The Modern Music Business

September 4, 2017

The Modern Music Business
A recent Facebook post asked the following question: “Calling all musicians/artists/songwriters/music business peeps – It would be amazing if you could answer 1 or both of the questions below. Peace x
1 – What frustrates you (if anything) when it comes to the music industry?
2 – What is the biggest obstacle standing in your way from you getting what you want from your career?”

My immediate response was “1. People who expect the old business model to work. 2. The same As 1…” but a little more flesh on those bones is required.

The “old business model” (also known as “the dream”) was this: form a band, write some songs, do some gigs to start building a following, attract the attention of a manager, sign to manager, manager then helps you get signed to a record label and publishing company… bingo.
The business model pursued by the record labels was: sign 10 acts, invest a million quid in each, one will become successful and make you 20million quid, total profit £10million, dump the other 9, start again with 10 new ones… It all worked fine as long as sales of pieces of plastic with some sound embedded in them were buoyant, but the Internet put paid to that. Instead of selling a unit of your product for £10 you now sell (or rent out) a unit of your product for less than £1. No business can survive a reduction in its revenue by a factor of 10 and survive. Alongside that, factor in a change in culture in which popular music no longer dominates the cultural landscape and you have a recipe for what is politely called “disruption” and less politely called “disaster.”

But colleges and universities sell “the dream” as though it still exists. At least one London college boasts of their ‘industry connections’ but staffs their classrooms largely with freshly-graduated students. They have some tutors who are active in the industry, but if those teachers are so active professionally how are they finding the time to teach 2 days a week? The industry is clearly not keeping them busy full-time.
And the industry is no longer centred in London… or New York, or L.A. Technology has “disrupted” that as well but still the myth persists that to achieve success in the music industry it is necessary to live in one of those major cities, so students put themselves massively in debt by attending one of the London colleges and further in debt by paying London rents… The myth would have you believe that by playing live in London you will come to the attention of “the industry” but that industry will tell you that the last thing it does is schlepp out to some pub to hear 4 over-loud out-of-tune acts “supported” by their mums and flatmates in the hope of hearing one decent act.

So how DO you get “signed?” The most common response from major labels is “come back when you’ve sold 10,000” but if you can sell that number independently why would you go back to a record company who would then reduce your share of the income from 100% to 10%? Crazy…

And the live scene in London is completely screwed up: the so-called “promoters” will give slots to acts who can bully their flatmates and family into coming out to see them regardless of whether they are actually any good, which results in a vicious cycle, a downward spiral of bad bands who put people off paying to see live music…
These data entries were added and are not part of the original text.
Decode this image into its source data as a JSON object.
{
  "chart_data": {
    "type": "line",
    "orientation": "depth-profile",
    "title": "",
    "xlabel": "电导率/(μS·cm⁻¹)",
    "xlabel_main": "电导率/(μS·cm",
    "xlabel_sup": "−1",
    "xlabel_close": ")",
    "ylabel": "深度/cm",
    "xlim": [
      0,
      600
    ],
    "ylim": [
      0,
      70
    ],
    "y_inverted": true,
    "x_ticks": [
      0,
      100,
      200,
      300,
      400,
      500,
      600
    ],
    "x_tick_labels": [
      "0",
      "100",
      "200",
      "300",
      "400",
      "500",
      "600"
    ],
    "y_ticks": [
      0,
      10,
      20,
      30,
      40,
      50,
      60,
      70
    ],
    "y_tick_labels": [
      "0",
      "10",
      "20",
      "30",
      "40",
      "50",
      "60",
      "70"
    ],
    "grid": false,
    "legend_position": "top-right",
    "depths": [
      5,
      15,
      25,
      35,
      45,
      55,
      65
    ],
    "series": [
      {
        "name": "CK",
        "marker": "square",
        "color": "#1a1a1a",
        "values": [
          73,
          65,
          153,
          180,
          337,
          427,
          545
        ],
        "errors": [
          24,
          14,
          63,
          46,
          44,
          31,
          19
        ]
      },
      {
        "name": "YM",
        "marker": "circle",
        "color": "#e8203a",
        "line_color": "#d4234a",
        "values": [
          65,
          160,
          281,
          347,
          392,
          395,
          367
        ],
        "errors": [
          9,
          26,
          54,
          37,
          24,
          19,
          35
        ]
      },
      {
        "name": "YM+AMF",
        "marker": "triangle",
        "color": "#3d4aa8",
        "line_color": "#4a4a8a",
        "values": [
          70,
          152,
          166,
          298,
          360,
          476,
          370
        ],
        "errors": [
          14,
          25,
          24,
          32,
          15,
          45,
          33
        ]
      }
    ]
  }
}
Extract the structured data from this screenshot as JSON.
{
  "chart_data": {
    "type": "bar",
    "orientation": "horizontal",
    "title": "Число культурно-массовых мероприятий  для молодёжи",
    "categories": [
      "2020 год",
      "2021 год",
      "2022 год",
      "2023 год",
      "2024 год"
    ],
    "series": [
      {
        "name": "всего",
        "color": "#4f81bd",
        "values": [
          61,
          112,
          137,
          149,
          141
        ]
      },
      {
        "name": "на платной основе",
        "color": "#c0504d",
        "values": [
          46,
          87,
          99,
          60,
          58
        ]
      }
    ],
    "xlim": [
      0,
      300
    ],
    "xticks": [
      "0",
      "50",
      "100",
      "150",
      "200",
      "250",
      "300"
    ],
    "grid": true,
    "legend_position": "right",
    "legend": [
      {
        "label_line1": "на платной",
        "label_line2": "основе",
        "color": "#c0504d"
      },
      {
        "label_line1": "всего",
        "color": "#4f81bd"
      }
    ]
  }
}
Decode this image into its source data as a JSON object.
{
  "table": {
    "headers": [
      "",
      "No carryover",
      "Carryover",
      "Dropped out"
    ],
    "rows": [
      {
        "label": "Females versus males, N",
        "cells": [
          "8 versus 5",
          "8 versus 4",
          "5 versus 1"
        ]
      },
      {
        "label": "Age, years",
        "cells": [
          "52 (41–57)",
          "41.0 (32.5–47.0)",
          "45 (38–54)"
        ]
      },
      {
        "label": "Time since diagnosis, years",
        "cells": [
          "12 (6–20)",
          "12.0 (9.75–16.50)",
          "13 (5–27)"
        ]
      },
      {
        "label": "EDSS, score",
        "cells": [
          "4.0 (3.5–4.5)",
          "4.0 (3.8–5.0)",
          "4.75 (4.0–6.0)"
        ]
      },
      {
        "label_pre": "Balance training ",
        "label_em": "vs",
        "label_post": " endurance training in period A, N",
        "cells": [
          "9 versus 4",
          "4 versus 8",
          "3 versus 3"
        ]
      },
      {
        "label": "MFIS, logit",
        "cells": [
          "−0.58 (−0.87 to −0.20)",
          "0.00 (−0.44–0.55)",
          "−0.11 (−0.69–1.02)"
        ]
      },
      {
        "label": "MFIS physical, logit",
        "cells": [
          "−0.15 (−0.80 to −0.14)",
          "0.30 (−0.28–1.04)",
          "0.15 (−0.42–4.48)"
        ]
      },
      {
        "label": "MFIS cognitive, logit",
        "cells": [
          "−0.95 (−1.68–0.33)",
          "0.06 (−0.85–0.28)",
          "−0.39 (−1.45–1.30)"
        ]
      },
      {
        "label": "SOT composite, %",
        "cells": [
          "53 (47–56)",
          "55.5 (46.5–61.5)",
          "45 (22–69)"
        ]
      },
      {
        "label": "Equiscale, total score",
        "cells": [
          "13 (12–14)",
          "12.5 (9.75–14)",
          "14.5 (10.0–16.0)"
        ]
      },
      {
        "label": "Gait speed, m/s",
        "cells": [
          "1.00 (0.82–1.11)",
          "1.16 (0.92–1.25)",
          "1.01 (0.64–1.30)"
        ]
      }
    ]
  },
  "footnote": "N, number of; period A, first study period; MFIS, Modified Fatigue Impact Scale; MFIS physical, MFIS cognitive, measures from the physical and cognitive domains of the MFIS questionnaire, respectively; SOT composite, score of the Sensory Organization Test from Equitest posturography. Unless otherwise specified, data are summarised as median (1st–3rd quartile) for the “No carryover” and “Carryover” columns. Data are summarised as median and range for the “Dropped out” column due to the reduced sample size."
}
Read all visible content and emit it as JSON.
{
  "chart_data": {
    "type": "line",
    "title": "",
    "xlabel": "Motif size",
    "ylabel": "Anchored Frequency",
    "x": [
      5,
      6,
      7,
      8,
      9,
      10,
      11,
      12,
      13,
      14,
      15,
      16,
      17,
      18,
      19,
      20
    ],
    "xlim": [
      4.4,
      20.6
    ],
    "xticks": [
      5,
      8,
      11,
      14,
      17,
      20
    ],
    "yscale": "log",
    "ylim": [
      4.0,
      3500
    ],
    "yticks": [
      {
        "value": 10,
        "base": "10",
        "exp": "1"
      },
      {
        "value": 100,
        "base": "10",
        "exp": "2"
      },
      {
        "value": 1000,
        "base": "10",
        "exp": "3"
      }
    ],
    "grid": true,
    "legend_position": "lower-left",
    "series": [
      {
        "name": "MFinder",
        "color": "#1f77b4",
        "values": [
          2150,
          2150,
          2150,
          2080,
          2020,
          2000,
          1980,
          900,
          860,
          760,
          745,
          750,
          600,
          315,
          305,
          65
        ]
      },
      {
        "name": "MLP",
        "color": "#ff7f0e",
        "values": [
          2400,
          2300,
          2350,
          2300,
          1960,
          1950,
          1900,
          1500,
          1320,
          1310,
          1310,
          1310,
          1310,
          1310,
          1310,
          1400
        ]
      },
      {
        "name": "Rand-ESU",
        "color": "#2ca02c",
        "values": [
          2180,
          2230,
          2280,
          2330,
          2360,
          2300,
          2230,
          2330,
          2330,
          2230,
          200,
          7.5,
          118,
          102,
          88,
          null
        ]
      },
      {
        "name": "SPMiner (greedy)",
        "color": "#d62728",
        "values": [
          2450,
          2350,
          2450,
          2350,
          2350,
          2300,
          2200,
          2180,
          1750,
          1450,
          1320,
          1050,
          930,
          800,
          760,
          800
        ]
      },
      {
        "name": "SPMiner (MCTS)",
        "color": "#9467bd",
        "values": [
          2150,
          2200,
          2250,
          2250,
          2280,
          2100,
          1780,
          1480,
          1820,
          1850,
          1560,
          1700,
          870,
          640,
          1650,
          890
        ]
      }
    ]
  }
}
Ok: enough of the doom and gloom:-) Get out of London and you can make money gigging because the audience is not spoilt for choice. Make your own records for reasonable budgets because you can sell them to a room full of people who have just seen you perform. Pursue other revenue streams: sell deluxe products to your super-fans. Align yourself with brands that want to be associated with “cool” artists (I recently had a conversation with the manager of a “cool” artist who told me that they had generated as much money from a one-day branding exercise with a magazine as they had from sales of the new record.) Look for synchs. Play venues outside of the traditional gig circuit (collaborate with a sculptor in an art gallery, for example.) Consider the traditional functions of the musician in society: how could you exploit these functions?

Most importantly, recognise that you no longer operate in an isolated ghetto insulated from the world by the income generated by sales of recorded music. Think different.
Forget the old dream: build a new one. Study the career of Jane Sibery and other independent artists.
Most of all, accept that you can make a living, not a killing.